Analysis of Charcoal Gasification on a Downdraft Fixed Bed Gasifier by CFD Modeling

Abstract

Gasification is a remarkable alternative to produce either thermal or electrical energy using renewable resources like biomass. Several developments have been performed in order to increase the energy value of syngas resulting from biomass gasification; nevertheless, the complexity of the reactions occurring inside the reactors and the differences of the raw materials employed have created the necessity of analyzing the internal performance of the equipment.
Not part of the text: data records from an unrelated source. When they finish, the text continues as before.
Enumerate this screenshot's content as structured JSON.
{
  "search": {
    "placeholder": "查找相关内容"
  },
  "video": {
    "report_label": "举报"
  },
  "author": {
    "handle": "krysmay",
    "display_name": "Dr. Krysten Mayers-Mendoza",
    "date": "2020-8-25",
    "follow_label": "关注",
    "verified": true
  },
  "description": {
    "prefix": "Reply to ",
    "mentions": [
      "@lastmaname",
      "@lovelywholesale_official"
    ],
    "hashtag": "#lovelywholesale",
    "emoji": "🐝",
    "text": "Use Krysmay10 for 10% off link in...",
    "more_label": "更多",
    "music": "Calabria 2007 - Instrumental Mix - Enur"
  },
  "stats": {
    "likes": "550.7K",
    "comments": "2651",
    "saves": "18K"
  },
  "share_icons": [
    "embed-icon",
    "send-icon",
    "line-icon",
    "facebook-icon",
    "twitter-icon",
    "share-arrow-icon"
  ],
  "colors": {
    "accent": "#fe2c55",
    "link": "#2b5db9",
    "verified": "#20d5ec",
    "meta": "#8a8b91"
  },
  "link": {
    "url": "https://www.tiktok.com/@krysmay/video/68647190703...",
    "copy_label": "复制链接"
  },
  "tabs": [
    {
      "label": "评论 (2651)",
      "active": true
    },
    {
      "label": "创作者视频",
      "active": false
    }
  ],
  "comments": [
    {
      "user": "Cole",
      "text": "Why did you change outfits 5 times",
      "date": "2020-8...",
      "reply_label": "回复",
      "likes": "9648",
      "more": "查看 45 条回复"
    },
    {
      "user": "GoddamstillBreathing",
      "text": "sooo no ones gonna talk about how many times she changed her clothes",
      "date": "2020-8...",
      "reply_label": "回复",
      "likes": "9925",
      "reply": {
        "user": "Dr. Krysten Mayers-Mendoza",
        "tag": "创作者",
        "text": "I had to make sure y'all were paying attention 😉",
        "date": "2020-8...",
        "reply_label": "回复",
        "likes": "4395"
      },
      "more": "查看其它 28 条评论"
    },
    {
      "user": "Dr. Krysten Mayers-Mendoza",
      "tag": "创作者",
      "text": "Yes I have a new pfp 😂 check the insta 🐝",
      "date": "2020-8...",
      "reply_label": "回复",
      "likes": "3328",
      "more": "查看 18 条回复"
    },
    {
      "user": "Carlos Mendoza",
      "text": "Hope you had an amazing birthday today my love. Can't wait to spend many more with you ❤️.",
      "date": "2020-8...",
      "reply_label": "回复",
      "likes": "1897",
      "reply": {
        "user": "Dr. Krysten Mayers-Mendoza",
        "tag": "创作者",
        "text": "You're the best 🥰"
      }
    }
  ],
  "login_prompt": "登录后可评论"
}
This work aims to simulate the thermal performance of a lab-scale downdraft fixed bed gasifier by means of a Euler-Euler multiphase Computation Fluid Dynamics (CFD) model, and validate it in accordance with experimental data of charcoal gasification. The model, built on a 2D axis-symmetric domain, comprises heat, mass transfer equations, and homogeneous and solid-gas heterogeneous reactions. Mesh quality was evaluated in accordance with squish, skewness and aspect ratio criteria. The composition of the syngas varied with the airflow rate; however, CO content was between 24 and 27%, whereas CO2 was in the range of 4.4 and 2.8%. The higher the CO content, the greater the energy value of the syngas. Small prediction errors, obtained after comparing predicted CO and CO2 content in syngas with experimental data indicated good accuracy of the CFD model; nonetheless, further research is needed in order to decrease differences on the temperature distribution along the reactor.